Integrating Prototype Learning With Graph Convolution Network for Effective Active Hyperspectral Image Classification

In recent years, active learning (AL) methods have provided a feasible approach to alleviate the problem of limited labeled samples in deep learning projects. Existing AL algorithms generally tend to select sample without labeled, whose category is difficult to distinguish. However, the sample in the category center is difficult to determine in AL operations, resulting in inaccurate category measuring and inaccurate sample selection. In addition, hyperspectral images (HSIs) have rich spectral reflective bands with strong correlations, which leads to the phenomenon that the spatial distribution between different categories in HSIs characterizes staggered distribution, which undoubtedly influences the HSI classification effect.
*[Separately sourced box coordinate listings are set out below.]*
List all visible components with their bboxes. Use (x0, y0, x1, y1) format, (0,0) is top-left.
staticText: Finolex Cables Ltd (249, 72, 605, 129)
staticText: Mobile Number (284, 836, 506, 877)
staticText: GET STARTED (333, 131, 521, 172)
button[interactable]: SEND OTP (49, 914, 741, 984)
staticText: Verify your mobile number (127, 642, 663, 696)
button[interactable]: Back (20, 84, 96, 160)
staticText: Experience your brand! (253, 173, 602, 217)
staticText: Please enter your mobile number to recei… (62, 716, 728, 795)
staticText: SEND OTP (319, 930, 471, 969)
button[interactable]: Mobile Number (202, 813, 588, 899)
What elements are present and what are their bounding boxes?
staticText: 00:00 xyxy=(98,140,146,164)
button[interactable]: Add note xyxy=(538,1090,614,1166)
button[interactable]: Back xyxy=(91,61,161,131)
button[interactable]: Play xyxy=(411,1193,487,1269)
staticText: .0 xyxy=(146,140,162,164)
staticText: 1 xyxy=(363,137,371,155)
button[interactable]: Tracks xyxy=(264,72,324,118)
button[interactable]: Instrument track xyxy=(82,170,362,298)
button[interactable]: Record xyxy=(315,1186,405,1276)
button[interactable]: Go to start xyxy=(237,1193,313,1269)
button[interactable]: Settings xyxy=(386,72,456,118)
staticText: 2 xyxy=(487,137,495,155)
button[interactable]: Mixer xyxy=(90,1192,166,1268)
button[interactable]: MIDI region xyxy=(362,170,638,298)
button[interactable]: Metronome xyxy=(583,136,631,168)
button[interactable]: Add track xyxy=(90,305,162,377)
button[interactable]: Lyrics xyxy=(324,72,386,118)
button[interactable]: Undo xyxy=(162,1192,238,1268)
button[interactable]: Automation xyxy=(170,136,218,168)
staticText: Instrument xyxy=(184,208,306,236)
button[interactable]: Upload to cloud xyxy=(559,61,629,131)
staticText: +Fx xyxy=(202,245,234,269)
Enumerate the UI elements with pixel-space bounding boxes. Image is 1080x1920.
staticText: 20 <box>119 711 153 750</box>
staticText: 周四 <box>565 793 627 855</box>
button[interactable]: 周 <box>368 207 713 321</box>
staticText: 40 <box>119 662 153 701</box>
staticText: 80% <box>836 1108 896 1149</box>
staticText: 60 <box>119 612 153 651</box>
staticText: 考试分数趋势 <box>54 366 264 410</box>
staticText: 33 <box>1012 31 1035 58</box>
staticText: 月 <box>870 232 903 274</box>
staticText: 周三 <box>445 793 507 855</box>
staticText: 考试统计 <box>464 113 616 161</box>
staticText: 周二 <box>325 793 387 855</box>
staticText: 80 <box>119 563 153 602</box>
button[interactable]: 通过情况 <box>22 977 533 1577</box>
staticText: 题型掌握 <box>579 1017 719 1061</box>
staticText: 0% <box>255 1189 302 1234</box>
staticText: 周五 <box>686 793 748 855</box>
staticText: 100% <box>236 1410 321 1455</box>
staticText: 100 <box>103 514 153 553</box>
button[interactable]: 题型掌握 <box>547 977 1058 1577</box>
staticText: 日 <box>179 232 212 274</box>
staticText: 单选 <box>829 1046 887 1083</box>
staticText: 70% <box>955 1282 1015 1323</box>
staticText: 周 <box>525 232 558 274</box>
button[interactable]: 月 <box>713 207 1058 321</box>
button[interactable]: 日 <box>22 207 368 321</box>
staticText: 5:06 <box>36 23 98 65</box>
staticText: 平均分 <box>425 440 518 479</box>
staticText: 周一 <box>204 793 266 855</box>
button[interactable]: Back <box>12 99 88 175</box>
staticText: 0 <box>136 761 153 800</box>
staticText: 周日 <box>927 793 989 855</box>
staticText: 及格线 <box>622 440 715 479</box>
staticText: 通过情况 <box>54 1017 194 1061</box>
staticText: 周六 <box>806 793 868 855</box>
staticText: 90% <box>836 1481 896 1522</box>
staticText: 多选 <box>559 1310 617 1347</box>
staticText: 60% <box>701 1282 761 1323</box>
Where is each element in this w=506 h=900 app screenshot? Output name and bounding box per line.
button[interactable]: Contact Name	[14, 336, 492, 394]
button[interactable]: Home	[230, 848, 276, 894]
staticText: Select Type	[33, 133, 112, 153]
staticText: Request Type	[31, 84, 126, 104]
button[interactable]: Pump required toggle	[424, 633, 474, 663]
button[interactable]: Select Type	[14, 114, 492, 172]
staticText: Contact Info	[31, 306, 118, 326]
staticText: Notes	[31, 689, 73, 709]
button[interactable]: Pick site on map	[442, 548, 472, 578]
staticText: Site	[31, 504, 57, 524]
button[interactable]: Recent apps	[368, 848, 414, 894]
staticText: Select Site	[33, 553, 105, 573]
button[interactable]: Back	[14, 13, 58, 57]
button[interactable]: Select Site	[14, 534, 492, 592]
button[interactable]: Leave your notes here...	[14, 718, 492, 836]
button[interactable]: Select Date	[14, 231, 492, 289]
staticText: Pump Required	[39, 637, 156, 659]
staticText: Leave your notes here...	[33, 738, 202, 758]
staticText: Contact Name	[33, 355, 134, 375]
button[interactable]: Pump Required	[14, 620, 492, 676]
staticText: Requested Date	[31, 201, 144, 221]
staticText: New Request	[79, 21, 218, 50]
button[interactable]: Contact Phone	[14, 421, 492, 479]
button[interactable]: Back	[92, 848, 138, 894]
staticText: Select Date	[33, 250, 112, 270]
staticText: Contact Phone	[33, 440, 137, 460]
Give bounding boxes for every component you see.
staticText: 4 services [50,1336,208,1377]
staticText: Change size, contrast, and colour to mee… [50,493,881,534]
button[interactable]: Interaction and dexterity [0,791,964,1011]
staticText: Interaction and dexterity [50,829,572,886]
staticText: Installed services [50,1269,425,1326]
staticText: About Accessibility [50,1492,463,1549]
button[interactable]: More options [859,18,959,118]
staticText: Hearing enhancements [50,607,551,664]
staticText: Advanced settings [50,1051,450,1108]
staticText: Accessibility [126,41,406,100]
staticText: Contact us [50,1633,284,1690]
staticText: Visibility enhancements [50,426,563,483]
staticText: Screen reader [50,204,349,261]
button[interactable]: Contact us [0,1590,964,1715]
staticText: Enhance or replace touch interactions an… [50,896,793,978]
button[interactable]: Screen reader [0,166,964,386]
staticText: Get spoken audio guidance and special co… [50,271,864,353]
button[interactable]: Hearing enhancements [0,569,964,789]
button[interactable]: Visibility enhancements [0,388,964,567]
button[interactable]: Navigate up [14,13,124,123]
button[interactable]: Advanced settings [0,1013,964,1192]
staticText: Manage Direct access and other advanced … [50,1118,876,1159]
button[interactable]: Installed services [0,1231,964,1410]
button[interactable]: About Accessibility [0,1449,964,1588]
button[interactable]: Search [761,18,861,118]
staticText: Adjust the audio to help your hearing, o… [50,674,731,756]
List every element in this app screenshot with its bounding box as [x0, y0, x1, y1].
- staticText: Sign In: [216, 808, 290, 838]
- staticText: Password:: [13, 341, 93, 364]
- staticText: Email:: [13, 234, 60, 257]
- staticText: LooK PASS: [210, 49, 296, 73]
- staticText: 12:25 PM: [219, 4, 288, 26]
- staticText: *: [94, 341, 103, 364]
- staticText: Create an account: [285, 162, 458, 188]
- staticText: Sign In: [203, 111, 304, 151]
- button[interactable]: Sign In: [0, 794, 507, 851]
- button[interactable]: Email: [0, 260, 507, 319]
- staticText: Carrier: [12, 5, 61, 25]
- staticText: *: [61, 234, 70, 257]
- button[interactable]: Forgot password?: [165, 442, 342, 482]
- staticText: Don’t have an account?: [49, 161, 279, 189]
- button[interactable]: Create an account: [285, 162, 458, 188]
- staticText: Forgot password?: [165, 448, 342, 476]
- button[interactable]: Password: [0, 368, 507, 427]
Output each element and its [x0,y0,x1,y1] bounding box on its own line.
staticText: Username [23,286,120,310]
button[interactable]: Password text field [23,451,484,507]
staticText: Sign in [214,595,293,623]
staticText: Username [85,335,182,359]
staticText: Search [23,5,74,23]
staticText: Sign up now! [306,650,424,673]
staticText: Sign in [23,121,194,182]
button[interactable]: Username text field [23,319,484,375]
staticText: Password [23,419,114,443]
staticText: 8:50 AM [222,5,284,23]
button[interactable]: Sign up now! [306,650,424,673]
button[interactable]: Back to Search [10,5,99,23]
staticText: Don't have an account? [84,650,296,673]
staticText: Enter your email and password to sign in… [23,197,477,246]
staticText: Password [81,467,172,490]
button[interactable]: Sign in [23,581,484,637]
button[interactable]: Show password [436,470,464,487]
In this article, we propose a new AL method (called PLGCN) which combines prototype learning (PL) and graph convolution network (GCN) to solve few-shot HSI classification tasks, and this method can add into existing deep learning-based HSI classification models. It includes two advantages: 1) the prototype of each category is iteratively updated to ensure the optimality of prototype in each sampling stage and 2) the spatial distribution of unlabeled samples is extracted via graph convolution neural network in order to obtain the better features in new space for easier discriminating. Experimental results on three commonly used benchmark HSI datasets demonstrate the effectiveness of the PLGCN in HSI classification tasks with limited labeled samples.